At 9:21 PM 01/16/95, Homer Wilson Smith wrote: [snip]
Does any single recipient have the right to demand that they be blocked from all anon messages. I would say yes.
How about demanding blocking anon messages only from some senders? That is harder to implement. If you block the sender, you block ALL his postings, not just to that party. So you would need to block specific From: and To: combinations. This would not work with chaining at all, even if we did share blocking information. So that is out.
Does a list owner have the right to demand blocking to his list, with or without a vote of the list readers? I would say yes.
What about a newsgroup? I would say it takes a vote. Are anon voites allowed? Touchy question that was important at one time on alt.r.scientology.
I agree with all of that. Somewhat conditionally with what you say about newsgroups, because while it sounds nice, it would be hard to implement. I'm tempted to say that a newsgroup, by it's nature, doesn't have any mechanism for control/government, once created. And as such, doesn't have any way to "decide" not to accept anonymous posts, or posts from a specific user or remailer. So I'm tempted to say "tough luck" to newsgroups that don't like receiving anonymous posts. The alternative is for people interested to create a moderated newsgroup, where of course the moderator could refuse to allow anonymosu posts with or without the remailer operators cooperation.
Anyhow I would guess that the correct action here is to write the offender and let him know a complaint has been registered against him. I would also educate him as to why he was so easily traced and tell him that if he wants to avoid such in the future to start chaining.
Yes, I think that is an excellent course of action.
However if he is a determined abuser not prone to social embarassment, then the sharing of blocking among remailer operators might become a very good idea.
I'm not so sure about that. It might become neccesary, but blocking remailer delivery to a particular address is a _much_ more desirable solution, in my opinion. If a particular person doesn't want to receive anonymous mail, fine. And it might be good to have a mechanism by which he could make those desires known to all remailers, so he doesn't have to do it individually.
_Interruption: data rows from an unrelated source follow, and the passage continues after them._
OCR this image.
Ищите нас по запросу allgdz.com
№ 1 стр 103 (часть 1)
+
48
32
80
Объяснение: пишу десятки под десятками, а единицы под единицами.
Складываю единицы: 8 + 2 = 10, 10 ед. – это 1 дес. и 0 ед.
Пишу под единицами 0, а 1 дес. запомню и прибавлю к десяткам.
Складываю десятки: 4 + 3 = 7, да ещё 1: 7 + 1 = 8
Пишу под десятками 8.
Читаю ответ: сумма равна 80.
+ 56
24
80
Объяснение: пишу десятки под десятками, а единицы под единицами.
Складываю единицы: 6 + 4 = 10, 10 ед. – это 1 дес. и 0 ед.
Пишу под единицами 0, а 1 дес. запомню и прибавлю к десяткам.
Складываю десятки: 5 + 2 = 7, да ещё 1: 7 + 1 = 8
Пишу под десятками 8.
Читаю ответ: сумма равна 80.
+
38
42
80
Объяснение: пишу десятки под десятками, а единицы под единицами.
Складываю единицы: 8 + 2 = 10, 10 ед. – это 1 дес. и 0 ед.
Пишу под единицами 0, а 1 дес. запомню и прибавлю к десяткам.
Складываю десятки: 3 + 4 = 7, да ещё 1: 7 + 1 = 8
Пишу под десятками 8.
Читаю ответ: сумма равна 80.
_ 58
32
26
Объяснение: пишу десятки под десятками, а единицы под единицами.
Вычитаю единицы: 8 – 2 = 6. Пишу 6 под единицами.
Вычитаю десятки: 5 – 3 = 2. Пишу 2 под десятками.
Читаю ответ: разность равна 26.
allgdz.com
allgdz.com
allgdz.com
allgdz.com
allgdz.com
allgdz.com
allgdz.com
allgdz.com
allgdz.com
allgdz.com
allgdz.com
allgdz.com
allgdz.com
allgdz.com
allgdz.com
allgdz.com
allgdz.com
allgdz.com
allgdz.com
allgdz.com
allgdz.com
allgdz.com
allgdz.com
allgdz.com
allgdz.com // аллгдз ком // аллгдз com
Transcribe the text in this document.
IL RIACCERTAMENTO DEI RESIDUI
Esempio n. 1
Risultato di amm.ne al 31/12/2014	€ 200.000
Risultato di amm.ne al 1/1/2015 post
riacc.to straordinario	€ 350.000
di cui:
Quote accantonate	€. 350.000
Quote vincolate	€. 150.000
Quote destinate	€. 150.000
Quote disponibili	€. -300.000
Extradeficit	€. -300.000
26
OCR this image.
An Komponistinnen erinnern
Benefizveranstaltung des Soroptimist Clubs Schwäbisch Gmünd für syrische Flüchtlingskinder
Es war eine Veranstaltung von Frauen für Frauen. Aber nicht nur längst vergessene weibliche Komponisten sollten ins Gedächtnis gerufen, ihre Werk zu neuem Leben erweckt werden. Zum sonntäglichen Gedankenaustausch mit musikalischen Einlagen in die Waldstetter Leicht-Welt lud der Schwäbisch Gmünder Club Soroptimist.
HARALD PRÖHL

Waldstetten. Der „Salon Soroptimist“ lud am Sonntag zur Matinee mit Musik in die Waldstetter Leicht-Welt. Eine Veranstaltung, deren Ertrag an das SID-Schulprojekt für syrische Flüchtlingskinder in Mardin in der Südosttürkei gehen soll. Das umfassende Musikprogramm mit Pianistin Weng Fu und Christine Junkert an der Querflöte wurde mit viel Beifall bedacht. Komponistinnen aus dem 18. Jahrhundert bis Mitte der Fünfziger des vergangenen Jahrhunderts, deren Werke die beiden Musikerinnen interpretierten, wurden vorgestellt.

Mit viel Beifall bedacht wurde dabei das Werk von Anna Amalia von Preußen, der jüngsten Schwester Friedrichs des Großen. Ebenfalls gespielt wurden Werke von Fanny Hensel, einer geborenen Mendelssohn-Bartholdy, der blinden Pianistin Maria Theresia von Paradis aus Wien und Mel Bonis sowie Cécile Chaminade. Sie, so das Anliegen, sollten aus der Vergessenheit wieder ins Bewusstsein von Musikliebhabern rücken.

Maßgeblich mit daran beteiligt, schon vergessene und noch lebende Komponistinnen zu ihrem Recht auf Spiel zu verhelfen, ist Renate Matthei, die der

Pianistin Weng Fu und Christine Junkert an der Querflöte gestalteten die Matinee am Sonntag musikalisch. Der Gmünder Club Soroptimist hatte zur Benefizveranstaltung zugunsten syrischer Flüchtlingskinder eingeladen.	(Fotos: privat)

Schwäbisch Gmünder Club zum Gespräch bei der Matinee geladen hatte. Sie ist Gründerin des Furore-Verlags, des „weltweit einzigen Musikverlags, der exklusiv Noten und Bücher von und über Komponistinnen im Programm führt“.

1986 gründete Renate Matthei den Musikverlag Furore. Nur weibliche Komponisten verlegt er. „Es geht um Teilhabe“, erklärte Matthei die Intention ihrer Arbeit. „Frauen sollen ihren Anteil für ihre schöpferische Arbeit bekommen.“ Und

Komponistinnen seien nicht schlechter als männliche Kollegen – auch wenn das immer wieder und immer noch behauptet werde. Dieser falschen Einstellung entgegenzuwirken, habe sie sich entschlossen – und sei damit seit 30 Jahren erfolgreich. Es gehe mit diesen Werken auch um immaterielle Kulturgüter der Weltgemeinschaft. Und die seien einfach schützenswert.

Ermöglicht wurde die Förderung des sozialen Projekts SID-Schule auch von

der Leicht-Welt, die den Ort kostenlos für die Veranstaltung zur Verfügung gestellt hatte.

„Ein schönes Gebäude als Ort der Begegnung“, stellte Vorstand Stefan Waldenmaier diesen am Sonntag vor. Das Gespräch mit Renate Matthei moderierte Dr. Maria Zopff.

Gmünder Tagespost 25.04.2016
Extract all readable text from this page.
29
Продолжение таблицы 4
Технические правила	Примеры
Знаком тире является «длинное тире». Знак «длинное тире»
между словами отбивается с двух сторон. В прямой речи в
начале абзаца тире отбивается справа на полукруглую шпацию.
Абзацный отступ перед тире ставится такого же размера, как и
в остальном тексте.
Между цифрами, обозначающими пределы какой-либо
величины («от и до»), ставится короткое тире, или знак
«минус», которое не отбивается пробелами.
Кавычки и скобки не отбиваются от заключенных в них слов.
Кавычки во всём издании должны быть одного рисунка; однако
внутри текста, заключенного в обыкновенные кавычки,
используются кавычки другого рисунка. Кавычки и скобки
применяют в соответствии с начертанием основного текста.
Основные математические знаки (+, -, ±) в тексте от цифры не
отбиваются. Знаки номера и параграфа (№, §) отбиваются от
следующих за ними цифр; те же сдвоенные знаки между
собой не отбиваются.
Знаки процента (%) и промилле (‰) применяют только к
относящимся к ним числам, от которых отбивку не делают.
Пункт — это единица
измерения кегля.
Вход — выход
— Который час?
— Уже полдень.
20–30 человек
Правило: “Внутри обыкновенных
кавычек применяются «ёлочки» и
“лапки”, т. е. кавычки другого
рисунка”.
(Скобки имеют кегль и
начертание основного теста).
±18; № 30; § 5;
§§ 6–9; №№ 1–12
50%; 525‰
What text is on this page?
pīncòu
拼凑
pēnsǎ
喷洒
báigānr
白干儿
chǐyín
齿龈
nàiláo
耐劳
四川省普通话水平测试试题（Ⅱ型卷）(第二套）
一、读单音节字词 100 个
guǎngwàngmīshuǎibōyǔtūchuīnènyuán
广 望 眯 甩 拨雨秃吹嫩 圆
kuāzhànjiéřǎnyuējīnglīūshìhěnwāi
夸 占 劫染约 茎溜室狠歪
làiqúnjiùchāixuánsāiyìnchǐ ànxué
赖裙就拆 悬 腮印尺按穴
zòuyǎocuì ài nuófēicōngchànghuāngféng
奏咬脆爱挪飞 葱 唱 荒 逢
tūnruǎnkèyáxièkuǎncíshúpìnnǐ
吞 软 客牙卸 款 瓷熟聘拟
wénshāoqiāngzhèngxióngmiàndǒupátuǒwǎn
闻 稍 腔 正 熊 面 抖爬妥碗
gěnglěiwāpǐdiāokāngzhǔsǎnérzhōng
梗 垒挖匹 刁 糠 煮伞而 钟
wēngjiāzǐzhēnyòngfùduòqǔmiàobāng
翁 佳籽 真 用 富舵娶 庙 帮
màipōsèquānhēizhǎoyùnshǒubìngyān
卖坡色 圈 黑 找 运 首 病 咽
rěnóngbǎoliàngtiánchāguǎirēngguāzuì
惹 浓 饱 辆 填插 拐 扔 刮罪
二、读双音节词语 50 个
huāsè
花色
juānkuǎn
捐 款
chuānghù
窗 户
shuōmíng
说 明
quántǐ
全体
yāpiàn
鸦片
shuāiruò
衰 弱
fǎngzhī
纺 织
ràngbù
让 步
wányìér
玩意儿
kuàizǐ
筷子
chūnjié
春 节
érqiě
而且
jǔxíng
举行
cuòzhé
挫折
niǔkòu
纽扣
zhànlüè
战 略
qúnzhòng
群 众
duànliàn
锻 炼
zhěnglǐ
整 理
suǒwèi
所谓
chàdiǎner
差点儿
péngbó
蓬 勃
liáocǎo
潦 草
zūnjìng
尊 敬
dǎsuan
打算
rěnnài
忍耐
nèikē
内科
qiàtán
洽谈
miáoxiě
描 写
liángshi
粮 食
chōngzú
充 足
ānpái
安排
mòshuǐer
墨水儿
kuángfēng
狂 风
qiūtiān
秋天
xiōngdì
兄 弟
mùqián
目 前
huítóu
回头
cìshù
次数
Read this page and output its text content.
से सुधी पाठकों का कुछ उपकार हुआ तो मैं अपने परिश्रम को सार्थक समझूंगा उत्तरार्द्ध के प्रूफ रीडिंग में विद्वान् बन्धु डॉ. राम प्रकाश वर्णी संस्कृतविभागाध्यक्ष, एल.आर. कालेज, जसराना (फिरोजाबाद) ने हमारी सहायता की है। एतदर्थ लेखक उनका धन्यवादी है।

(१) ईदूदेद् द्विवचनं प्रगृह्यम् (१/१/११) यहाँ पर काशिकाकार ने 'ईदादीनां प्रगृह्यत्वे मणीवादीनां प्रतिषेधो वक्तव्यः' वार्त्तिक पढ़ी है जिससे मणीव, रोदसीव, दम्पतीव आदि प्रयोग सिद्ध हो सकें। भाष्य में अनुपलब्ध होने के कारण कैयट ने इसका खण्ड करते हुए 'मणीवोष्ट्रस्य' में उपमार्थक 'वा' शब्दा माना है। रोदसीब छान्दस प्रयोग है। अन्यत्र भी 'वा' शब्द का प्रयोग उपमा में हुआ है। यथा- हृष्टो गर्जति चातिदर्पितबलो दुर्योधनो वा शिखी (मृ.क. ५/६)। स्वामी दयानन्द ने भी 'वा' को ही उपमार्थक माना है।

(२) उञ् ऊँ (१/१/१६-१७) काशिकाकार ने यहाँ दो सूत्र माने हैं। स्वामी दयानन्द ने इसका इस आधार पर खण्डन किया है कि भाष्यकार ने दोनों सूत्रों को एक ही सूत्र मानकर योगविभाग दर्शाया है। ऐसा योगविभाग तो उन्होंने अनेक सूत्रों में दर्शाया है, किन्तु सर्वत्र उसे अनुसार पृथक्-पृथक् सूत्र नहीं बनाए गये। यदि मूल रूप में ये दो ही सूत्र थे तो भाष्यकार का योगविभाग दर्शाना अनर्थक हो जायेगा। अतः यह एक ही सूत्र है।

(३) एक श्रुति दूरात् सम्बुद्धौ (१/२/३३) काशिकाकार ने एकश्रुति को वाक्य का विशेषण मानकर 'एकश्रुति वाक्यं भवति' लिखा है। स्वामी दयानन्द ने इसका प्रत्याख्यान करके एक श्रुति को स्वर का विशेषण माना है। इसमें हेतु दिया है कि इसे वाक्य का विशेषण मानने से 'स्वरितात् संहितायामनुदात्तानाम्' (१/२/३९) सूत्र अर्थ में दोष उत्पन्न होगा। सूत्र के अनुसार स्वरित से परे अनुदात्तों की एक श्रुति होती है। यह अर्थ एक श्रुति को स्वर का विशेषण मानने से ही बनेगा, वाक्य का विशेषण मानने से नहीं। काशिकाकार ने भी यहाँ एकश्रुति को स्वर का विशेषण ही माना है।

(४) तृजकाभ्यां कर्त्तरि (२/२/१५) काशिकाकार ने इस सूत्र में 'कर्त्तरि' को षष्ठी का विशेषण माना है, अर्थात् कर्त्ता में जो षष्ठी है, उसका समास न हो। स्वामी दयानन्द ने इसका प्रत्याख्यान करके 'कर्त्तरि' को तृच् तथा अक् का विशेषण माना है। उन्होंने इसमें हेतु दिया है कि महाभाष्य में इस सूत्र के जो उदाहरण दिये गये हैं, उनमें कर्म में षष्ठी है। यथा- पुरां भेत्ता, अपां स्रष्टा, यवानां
But if he does want to receive mail from the remailers, I think he's got to receive all mail from the remailers, and not count on the remailer operators to play Identity Detective and try to screen out people he doesn't like. Same with a listserv and the requests of the listserv operator. A newsgroup is, of course, more touchy, because there really _isn't_ a way for "the newsgroup" to decide not to accept anonymous posts. And I'm not really sure there should be. Part of the answer relies on how "independent" your remailer is. If you _were_ to take no action at all to people who complain about "abuse", would you get in trouble? (from school, company, service provider, country). If you would, then you've got to decide if you are willing to take the heat. And your probably not willing to take the heat for Cantor & Siegel to spam the net. So you've got to do what you've got to do. But, personally, if I ran a remailer on a machine that wasn't subject to political pressure (from school, service provider, whatever), I would never make any effort to cooperate with other operators to track down "offenders", and I'd never exclude any newsgroups from delivery. Because I wouldn't want to play censor and decide what "offense" is worth tracking down, and what isn't. And because even having the _capability_ to track down people is really dangerous, when you get pressure to track down someone you _don't_ want to track down. Much better to say "Can't be done, don't have logs, can't figure out who it was," then to have to admit "well, I've tracked down 5 people in the past month cause someone complained about them." Kind of ruins the point of anon remailers. Best would be to have tracking down be impossible, and it would be close to, if not entirely, impossible if the user took the proper precauations. But even if it's possible, it's probably best not to develop a mechanism to do it.